My father passed away a year and a half ago. My grandmother passed away a couple of weeks ago. Now, my mother is apparently in her last days. She has been on dialysis for years, has low blood levels, can no longer walk, and is now confined to a bed (under a restraint order) lest she should try to get out and collapse. She has a mass of fluid on her lungs that might be cancer, but the doctors fear that she would not survive the invasive cancer testing procedure.
She yells out frequently, and there is a suspicion that the drugs are contributing to this behaviour. She asks to be let out of there and howls in pain. So, the doctors are reducing her drugs: no more anti-depressants, no more meds for high cholesterol. But, she is on Oxycontin and antibiotics and a medicated inhaler.
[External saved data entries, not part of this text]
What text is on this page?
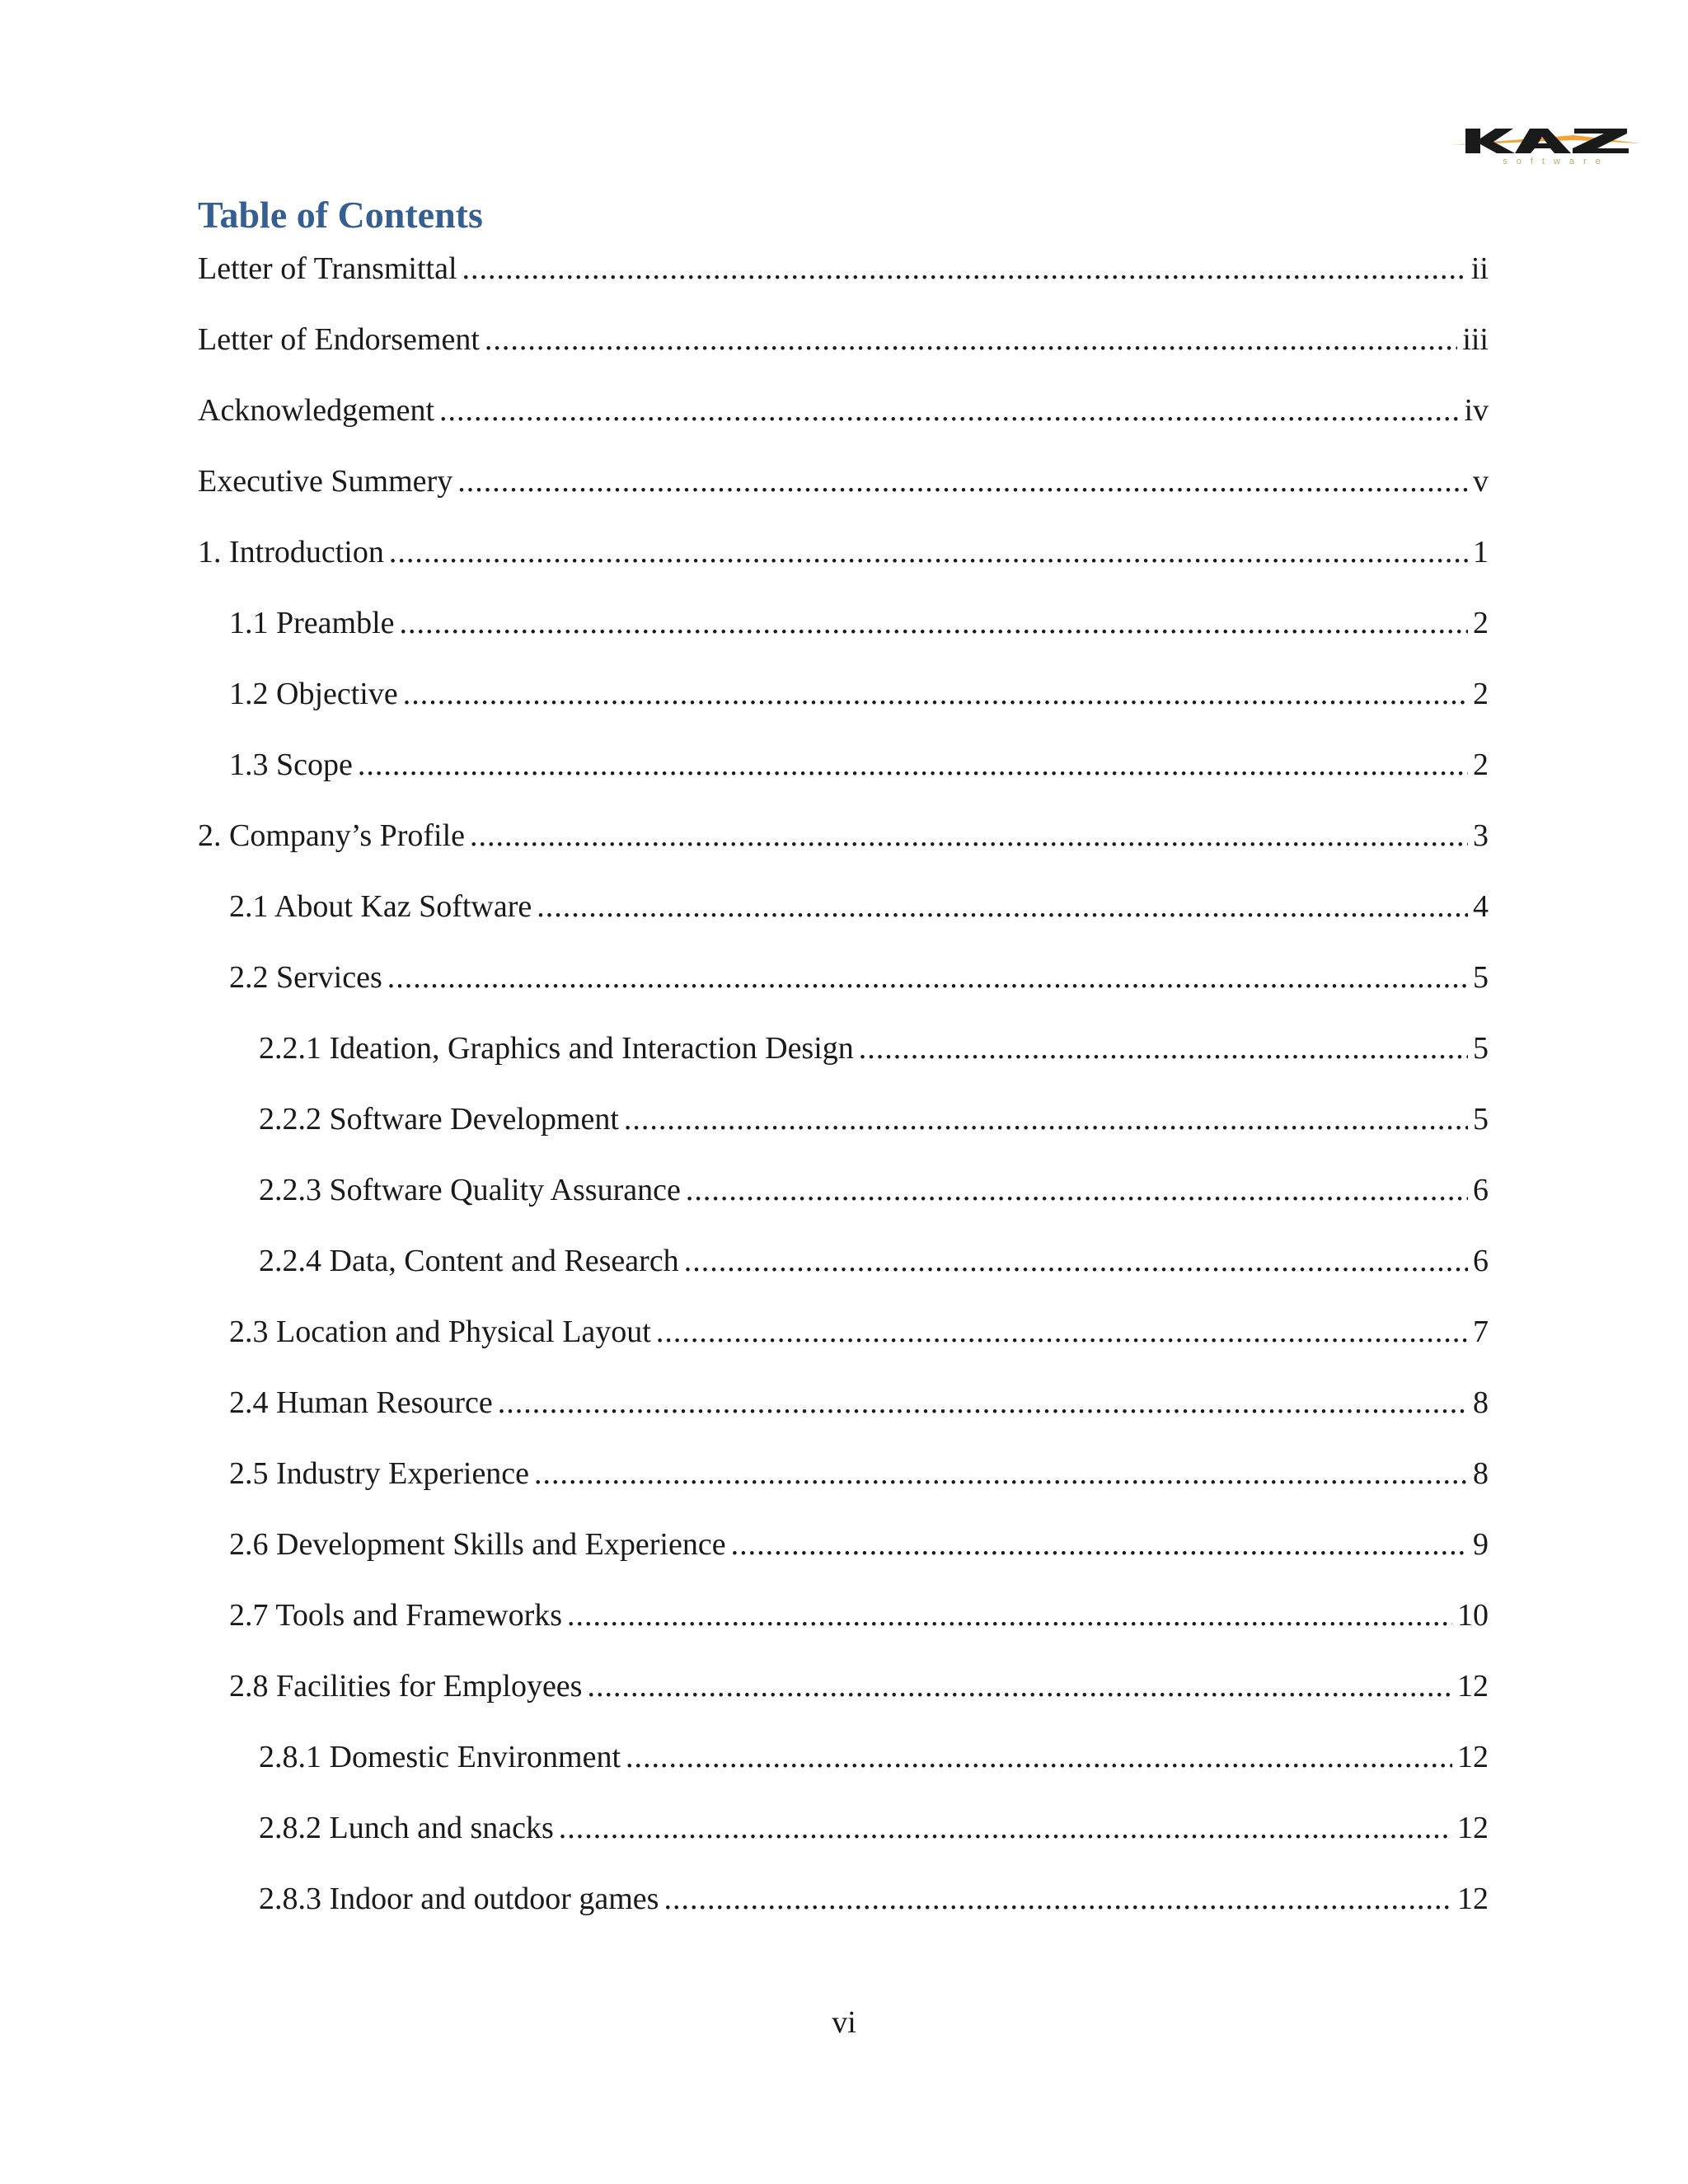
software
Table of Contents
Letter of Transmittal .....	ii
Letter of Endorsement .....	iii
Acknowledgement .....	iv
Executive Summery .....	v
1. Introduction .....	1
1.1 Preamble .....	2
1.2 Objective .....	2
1.3 Scope .....	2
2. Company’s Profile .....	3
2.1 About Kaz Software .....	4
2.2 Services .....	5
2.2.1 Ideation, Graphics and Interaction Design .....	5
2.2.2 Software Development .....	5
2.2.3 Software Quality Assurance .....	6
2.2.4 Data, Content and Research .....	6
2.3 Location and Physical Layout .....	7
2.4 Human Resource .....	8
2.5 Industry Experience .....	8
2.6 Development Skills and Experience .....	9
2.7 Tools and Frameworks .....	10
2.8 Facilities for Employees .....	12
2.8.1 Domestic Environment .....	12
2.8.2 Lunch and snacks .....	12
2.8.3 Indoor and outdoor games .....	12
vi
The doctors believe she is dying and now there is a DNR order. It's odd, because she came to my grandmother's (her mother's) funeral recently, though it was nearly impossible to get her in and out of the vehicle. Her legs are useless and she screamed with pain, complaining that she was being abandoned, even as three of us were trying to stuff her into a mini van.
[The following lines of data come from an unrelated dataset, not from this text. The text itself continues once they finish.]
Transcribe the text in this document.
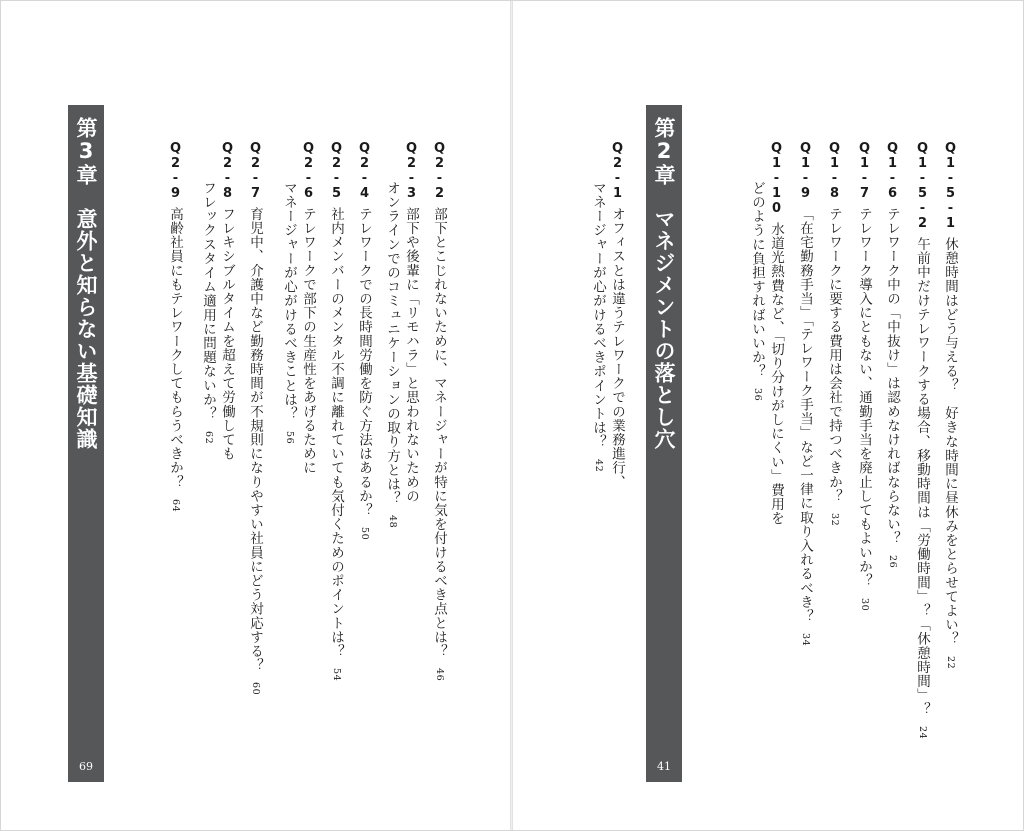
第3章　意外と知らない基礎知識
69
Q2-2部下とこじれないために、マネージャーが特に気を付けるべき点とは？46
Q2-3部下や後輩に「リモハラ」と思われないための
オンラインでのコミュニケーションの取り方とは？48
Q2-4テレワークでの長時間労働を防ぐ方法はあるか？50
Q2-5社内メンバーのメンタル不調に離れていても気付くためのポイントは？54
Q2-6テレワークで部下の生産性をあげるために
マネージャーが心がけるべきことは？56
Q2-7育児中、介護中など勤務時間が不規則になりやすい社員にどう対応する？60
Q2-8フレキシブルタイムを超えて労働しても
フレックスタイム適用に問題ないか？62
Q2-9高齢社員にもテレワークしてもらうべきか？64
第2章　マネジメントの落とし穴
41
Q1-5-1休憩時間はどう与える？　好きな時間に昼休みをとらせてよい？22
Q1-5-2午前中だけテレワークする場合、移動時間は「労働時間」？「休憩時間」？24
Q1-6テレワーク中の「中抜け」は認めなければならない？26
Q1-7テレワーク導入にともない、通勤手当を廃止してもよいか？30
Q1-8テレワークに要する費用は会社で持つべきか？32
Q1-9「在宅勤務手当」「テレワーク手当」など一律に取り入れるべき？34
Q1-10水道光熱費など、「切り分けがしにくい」費用を
どのように負担すればいいか？36
Q2-1オフィスとは違うテレワークでの業務進行、
マネージャーが心がけるべきポイントは？42
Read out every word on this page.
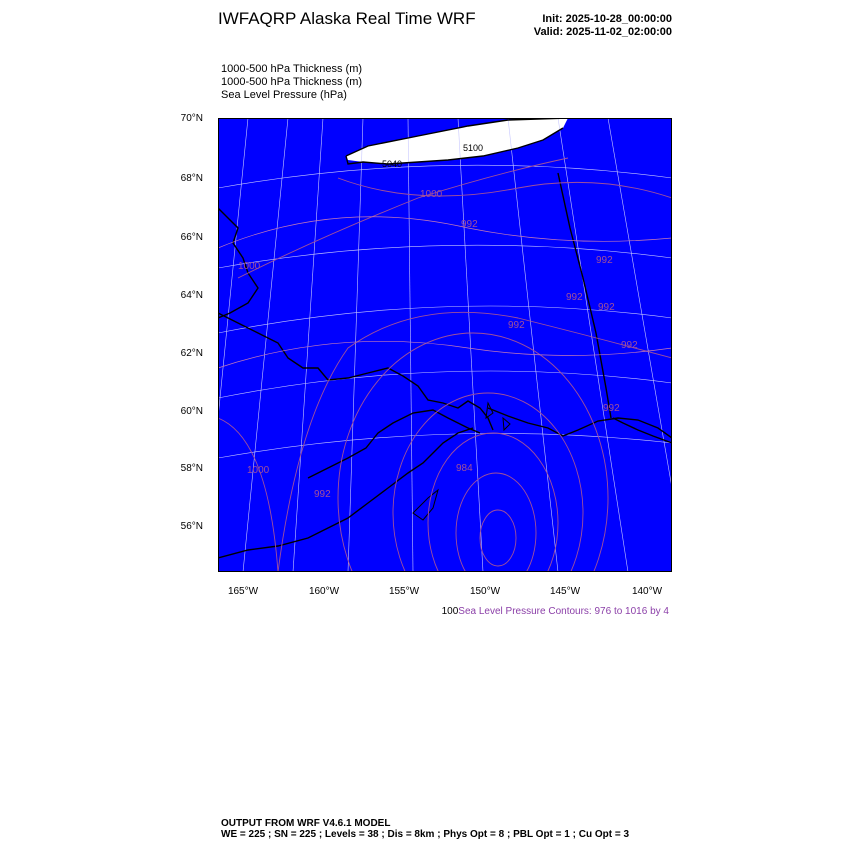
IWFAQRP Alaska Real Time WRF	Init: 2025-10-28_00:00:00
Valid: 2025-11-02_02:00:00
1000-500 hPa Thickness (m)
1000-500 hPa Thickness (m)
Sea Level Pressure (hPa)
70°N
68°N
66°N
64°N
62°N
60°N
58°N
56°N
165°W	160°W	155°W	150°W	145°W	140°W
1000
992
1000
992
992
992
992
992
992
984
1000
992
5040
5100
100Sea Level Pressure Contours: 976 to 1016 by 4
OUTPUT FROM WRF V4.6.1 MODEL
WE = 225 ; SN = 225 ; Levels = 38 ; Dis = 8km ; Phys Opt = 8 ; PBL Opt = 1 ; Cu Opt = 3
I know that she is lonely in that nursing home. When my dad passed, she didn't really react, but he was someone she knew for years--most of her life, in fact--and I think that had an effect. And now, her mother is gone and, although she has always claimed to have hated her mother, she must miss her. After all, she lived with her for years and years until she was admitted to a nursing home, years before her mother met the same fate. It seems like her mother was her only friend.
She mumbles nonsense in between asking to be set free from the nursing home. Perhaps she has given up? On the other hand, she may hang on for years. You never really know, I guess, but at present, it seems grim.